«Los culpables están entre nosotros»
Cuando fue empujado a la calle, y los goznes cerraron tras de sí, Mike Fröhnel decidió que intentaría cruzar definitivamente el Muro: «Sólo me detendría el tiro en la espalda, en un Estado así no podía vivir».
Era la tercera vez que penaba en la ... celda 120 de la prisión de máxima seguridad de Hohenschönhausen, acusado de ser un peligro para su país. La indignidad vivida allí la resume en la divisa de los carceleros: «Lo que no se doblega, debe romperse». Hoy tiene la llave de la que fue su celda y la enseña a este diario.

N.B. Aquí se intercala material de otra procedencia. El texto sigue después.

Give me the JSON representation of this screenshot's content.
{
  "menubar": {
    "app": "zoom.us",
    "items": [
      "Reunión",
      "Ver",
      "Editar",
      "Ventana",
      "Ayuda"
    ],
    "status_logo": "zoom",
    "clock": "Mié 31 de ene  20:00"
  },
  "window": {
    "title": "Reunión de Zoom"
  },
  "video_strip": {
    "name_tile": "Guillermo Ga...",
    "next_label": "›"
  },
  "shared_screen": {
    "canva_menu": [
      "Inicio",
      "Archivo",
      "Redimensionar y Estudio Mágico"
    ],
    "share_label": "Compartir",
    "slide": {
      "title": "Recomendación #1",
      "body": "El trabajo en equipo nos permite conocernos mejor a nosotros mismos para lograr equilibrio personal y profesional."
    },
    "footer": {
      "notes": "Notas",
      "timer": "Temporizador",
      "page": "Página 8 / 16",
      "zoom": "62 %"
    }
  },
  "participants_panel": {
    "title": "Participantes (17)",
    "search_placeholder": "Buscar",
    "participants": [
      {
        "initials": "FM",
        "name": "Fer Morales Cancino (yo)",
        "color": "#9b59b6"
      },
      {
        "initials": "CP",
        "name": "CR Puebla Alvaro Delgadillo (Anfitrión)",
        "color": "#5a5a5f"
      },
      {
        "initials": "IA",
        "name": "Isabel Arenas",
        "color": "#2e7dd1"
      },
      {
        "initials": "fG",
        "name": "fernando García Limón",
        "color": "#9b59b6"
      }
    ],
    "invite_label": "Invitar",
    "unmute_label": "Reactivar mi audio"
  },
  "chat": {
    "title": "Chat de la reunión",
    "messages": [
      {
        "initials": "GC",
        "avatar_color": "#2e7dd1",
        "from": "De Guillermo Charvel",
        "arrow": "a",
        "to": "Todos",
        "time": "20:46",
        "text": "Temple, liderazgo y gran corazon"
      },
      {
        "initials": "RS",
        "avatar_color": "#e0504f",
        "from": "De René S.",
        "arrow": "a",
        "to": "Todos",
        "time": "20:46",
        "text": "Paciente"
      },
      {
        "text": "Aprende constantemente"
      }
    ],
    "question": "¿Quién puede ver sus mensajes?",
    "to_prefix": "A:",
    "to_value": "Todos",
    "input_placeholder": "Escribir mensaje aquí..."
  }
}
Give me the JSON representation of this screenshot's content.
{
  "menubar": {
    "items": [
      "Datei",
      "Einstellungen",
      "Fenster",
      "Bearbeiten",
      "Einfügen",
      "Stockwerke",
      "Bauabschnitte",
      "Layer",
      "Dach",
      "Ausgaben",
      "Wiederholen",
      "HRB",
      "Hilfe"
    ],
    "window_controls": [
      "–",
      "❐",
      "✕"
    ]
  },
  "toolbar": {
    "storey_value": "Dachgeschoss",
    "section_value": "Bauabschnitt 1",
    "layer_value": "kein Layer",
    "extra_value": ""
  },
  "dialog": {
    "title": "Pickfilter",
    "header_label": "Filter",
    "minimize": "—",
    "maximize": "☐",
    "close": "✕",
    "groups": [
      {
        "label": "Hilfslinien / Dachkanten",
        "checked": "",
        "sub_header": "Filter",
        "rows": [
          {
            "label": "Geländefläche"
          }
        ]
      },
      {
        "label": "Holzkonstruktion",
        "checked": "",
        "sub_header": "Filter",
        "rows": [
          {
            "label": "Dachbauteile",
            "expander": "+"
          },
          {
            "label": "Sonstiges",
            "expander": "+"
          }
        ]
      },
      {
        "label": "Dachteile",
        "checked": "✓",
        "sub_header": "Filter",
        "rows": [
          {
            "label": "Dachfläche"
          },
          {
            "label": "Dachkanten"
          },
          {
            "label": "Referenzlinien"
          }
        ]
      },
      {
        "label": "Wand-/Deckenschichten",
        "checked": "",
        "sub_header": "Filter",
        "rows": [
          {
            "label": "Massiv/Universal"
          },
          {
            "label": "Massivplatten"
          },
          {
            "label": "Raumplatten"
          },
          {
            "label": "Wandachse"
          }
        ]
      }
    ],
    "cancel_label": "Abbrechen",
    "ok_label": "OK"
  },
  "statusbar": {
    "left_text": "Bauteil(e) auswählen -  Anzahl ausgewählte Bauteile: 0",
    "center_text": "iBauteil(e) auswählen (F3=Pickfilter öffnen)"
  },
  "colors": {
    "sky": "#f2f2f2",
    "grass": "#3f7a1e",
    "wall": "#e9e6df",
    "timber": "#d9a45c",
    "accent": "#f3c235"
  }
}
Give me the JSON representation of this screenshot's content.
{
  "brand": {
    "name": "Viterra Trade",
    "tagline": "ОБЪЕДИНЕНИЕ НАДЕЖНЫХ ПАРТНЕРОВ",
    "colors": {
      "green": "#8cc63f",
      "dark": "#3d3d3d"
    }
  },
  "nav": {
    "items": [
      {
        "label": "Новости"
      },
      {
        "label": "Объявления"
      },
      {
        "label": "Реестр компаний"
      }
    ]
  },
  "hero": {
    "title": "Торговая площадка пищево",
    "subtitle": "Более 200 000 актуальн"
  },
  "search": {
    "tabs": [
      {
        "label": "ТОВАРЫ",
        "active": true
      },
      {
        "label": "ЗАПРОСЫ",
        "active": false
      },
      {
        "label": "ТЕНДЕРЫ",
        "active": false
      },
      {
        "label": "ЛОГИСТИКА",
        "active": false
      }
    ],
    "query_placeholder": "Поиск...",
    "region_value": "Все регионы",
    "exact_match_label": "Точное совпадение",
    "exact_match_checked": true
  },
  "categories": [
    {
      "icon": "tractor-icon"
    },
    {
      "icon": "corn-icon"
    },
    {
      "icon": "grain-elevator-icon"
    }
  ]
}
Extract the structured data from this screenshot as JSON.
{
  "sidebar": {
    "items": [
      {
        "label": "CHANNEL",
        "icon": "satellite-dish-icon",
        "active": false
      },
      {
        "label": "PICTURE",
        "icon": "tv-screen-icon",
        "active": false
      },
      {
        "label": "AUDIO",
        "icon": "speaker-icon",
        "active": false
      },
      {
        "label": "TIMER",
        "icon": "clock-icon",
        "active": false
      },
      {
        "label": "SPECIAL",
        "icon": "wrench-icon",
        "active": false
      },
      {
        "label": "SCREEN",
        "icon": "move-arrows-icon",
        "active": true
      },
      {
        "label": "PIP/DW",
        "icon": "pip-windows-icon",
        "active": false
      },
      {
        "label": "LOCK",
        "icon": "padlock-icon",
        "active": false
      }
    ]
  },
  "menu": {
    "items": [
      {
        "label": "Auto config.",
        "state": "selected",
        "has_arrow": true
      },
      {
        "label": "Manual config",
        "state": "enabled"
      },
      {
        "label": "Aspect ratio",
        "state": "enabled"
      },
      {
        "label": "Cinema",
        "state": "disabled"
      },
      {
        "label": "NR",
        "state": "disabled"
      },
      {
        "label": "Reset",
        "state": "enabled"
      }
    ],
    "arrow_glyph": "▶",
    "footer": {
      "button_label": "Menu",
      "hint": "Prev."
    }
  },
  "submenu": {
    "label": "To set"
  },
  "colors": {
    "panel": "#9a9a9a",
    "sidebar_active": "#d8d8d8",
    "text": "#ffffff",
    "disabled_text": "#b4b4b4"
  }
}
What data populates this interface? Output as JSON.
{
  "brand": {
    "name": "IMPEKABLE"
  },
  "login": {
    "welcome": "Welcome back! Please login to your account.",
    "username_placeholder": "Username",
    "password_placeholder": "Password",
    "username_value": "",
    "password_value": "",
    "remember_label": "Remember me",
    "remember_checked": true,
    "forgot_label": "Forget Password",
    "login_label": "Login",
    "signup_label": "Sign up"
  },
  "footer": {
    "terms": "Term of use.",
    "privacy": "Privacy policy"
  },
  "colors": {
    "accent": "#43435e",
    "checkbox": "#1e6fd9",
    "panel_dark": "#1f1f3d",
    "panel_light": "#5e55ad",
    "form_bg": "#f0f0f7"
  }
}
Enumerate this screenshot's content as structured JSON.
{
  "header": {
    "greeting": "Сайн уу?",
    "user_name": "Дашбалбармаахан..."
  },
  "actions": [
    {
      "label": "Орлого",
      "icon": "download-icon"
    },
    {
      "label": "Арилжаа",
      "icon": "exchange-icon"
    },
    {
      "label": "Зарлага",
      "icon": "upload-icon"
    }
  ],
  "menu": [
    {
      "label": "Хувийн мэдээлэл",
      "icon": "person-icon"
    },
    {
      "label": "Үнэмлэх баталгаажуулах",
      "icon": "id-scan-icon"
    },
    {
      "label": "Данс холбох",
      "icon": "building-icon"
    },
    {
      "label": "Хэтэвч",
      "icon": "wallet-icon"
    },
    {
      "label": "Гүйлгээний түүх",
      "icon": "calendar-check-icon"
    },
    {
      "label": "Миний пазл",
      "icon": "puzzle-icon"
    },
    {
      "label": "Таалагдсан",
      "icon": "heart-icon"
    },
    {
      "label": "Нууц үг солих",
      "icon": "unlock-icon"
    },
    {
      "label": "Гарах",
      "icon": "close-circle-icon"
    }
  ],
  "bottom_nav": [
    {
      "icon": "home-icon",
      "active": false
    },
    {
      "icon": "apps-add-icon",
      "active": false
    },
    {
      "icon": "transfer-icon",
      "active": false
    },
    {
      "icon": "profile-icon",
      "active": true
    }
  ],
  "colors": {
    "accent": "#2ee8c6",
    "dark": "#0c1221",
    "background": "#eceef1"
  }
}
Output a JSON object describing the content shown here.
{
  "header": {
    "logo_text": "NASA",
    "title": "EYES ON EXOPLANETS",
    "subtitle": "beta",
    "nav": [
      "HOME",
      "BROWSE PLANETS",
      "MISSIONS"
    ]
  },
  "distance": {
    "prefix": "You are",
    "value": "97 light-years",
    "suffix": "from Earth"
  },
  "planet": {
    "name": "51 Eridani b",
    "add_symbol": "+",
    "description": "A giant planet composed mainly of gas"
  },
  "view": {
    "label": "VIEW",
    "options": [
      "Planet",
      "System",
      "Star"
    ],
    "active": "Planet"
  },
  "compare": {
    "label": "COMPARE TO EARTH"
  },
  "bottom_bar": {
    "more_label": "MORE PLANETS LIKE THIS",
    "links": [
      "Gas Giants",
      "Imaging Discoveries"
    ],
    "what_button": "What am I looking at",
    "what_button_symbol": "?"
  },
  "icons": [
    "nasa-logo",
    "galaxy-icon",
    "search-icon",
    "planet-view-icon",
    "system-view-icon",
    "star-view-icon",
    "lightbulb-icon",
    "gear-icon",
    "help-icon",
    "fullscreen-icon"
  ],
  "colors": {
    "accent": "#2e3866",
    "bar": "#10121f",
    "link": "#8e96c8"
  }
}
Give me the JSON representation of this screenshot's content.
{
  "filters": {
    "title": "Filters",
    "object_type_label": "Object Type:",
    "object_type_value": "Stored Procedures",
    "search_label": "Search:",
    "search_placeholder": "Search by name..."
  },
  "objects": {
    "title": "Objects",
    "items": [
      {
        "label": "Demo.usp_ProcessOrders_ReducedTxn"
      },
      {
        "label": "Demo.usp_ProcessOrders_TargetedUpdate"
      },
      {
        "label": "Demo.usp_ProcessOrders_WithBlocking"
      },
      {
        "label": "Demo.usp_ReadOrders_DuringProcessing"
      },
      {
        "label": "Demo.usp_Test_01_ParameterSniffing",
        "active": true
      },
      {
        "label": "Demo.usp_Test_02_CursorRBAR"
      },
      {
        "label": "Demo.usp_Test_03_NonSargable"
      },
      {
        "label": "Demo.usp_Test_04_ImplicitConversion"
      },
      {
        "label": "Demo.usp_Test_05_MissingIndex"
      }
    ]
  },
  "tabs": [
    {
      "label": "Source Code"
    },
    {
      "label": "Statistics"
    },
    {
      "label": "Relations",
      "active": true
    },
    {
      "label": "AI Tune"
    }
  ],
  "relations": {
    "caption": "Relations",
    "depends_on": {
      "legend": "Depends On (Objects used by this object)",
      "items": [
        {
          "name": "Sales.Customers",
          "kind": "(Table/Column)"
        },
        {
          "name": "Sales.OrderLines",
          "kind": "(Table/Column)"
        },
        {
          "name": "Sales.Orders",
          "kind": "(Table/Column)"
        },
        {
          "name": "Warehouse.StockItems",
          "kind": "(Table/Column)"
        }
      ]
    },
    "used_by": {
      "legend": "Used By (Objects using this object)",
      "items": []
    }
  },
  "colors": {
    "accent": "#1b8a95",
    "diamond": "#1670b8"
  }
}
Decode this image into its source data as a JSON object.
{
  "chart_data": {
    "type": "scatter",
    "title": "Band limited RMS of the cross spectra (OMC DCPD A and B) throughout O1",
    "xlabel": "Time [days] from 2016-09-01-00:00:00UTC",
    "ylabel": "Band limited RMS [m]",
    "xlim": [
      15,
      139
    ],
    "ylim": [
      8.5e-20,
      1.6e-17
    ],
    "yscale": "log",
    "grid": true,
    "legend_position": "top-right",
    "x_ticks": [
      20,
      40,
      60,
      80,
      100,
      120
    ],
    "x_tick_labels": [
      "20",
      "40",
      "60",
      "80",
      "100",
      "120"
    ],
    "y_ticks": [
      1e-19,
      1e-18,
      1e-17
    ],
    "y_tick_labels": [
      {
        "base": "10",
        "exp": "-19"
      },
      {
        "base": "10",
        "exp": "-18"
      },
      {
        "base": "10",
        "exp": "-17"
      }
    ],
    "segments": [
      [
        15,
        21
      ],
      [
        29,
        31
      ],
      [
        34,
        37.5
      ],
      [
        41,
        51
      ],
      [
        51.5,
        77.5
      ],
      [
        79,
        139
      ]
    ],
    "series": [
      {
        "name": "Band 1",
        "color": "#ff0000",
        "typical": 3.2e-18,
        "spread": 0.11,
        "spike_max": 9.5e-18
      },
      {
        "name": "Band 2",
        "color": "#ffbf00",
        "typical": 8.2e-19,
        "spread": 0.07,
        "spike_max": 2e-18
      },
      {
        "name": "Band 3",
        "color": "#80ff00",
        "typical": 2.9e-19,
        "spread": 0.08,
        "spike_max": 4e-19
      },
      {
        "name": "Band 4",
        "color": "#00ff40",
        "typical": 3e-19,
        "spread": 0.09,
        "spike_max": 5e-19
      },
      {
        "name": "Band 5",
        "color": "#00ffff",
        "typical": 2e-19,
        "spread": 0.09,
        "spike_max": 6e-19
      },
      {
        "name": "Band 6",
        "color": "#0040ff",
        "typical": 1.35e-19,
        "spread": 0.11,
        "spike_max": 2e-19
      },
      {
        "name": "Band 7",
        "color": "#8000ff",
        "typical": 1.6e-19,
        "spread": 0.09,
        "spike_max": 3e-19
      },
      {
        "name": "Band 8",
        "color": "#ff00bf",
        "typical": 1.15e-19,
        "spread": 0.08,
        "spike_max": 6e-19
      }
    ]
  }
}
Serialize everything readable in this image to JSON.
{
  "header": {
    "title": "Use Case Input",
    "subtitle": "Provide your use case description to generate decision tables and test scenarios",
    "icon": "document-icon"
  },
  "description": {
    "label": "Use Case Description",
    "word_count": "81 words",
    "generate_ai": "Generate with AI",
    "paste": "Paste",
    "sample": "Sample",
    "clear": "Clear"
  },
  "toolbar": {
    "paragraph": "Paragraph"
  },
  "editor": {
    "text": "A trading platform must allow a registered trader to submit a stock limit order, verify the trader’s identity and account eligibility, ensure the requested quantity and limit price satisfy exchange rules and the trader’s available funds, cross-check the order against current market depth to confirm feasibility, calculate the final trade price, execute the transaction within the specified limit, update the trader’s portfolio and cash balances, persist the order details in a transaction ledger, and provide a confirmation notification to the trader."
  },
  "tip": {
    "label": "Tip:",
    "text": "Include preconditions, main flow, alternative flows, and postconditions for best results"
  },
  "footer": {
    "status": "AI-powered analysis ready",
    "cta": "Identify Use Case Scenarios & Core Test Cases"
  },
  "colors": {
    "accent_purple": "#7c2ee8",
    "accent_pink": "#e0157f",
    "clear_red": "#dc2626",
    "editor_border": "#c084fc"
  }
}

Tenía 24 años cuando el 30 de noviembre de 1989 volvió a respirar el aire libre, sin saber que esta vez lo sería de verdad. Cuando sus amigos y lo recibieron con un entusiasta «Bienvenido a casa», Fröhnel sintió ganas de «partirles la cara»; pero al anunciarles su determinación «de cruzar el Muro, me enteré entonces que ya había caído».
«No existía para nadie»
Los «políticos» habían sido puestos en la calle tres semanas después de la apertura del Muro y, un año después, el día de la reunificación, Hohenschönhausen fue cerrada. «No sabían ni en qué lugar de la República Democrática Alemana estaban», dice Hubertus Knabe sobre esta zona de Berlín que, pese a medir como ocho campos de fútbol, «no existía para nadie ni aparecía en mapas».
Knabe, cuyo padre cofundó Los Verdes en los 80, dirige el Memorial Hohenschönhausen, que reagrupa a los presos e investiga y difunde lo sucedido. «Cualquiera podía ser enemigo del Estado», explica, «no era paranoia, era un probado método de aterrorizar a la sociedad, heredado de la URSS». La prisión había sido creada por Ivan Serov «el Terrible», jefe del KGB en Alemania, según la regla de Dzerdzinski: «Todo detenido es culpable».
Los presos que penaron en los «submarinos de castigo» (los siniestros sótanos encharcados) alcanza de los jefes obreros del levantamiento de 1953 a anticomunistas, cantantes o poetas, «45.000 ciudadanos pasaron por aquí». Knabe ha denunciado la nueva edulcoración del régimen y muestra desde su ventana los bloques alrededor: «Los culpables están entre nosotros y sus víctimas pasan a su lado cada día, carceleros y personal todavía viven alrededor de esta prisión». No ve remordimiento: «Siguen creyendo que sus actos eran patrióticos».
Apenas algún dirigente del aparato fue arrestado y juzgado tras la reunificación, pero todos viven hoy tranquilos de una pensión de la RFA. En días pasados, su último dirigente, Egon Krenz, se permitía bromear sobre Hohenschönhausen: «¡Qué harían para acabar en la cárcel!», y colocaba a la Stasi las medallas de la caída del Muro: «Por ellos circuló el champán en vez de la sangre».
El estudiante de filosofía Peter Wulkau fue acusado de revisionismo en 1979 y no pudo licenciarse; escribió una novela satírica sobre su caso pero fue entregada en la sede de la Stasi y Wulkau condenado a 4 años. Amnistiado, en 1981 logró que la RFA comprara su libertad.
En 40 años de la RDA, 300.000 ciudadanos fueron encerrados por su opinión. Dice Knabe: «Mientras los comunistas azuzan ya la ola de nostalgia, las víctimas ven que los culpables viven tranquilamente y ellos tienen dificultades para readaptarse y trabajar. Hasta que sus crímenes no estén tan grabados en nuestra mente como los del nazismo no habremos conseguido encajar la herencia» del socialismo en el Este.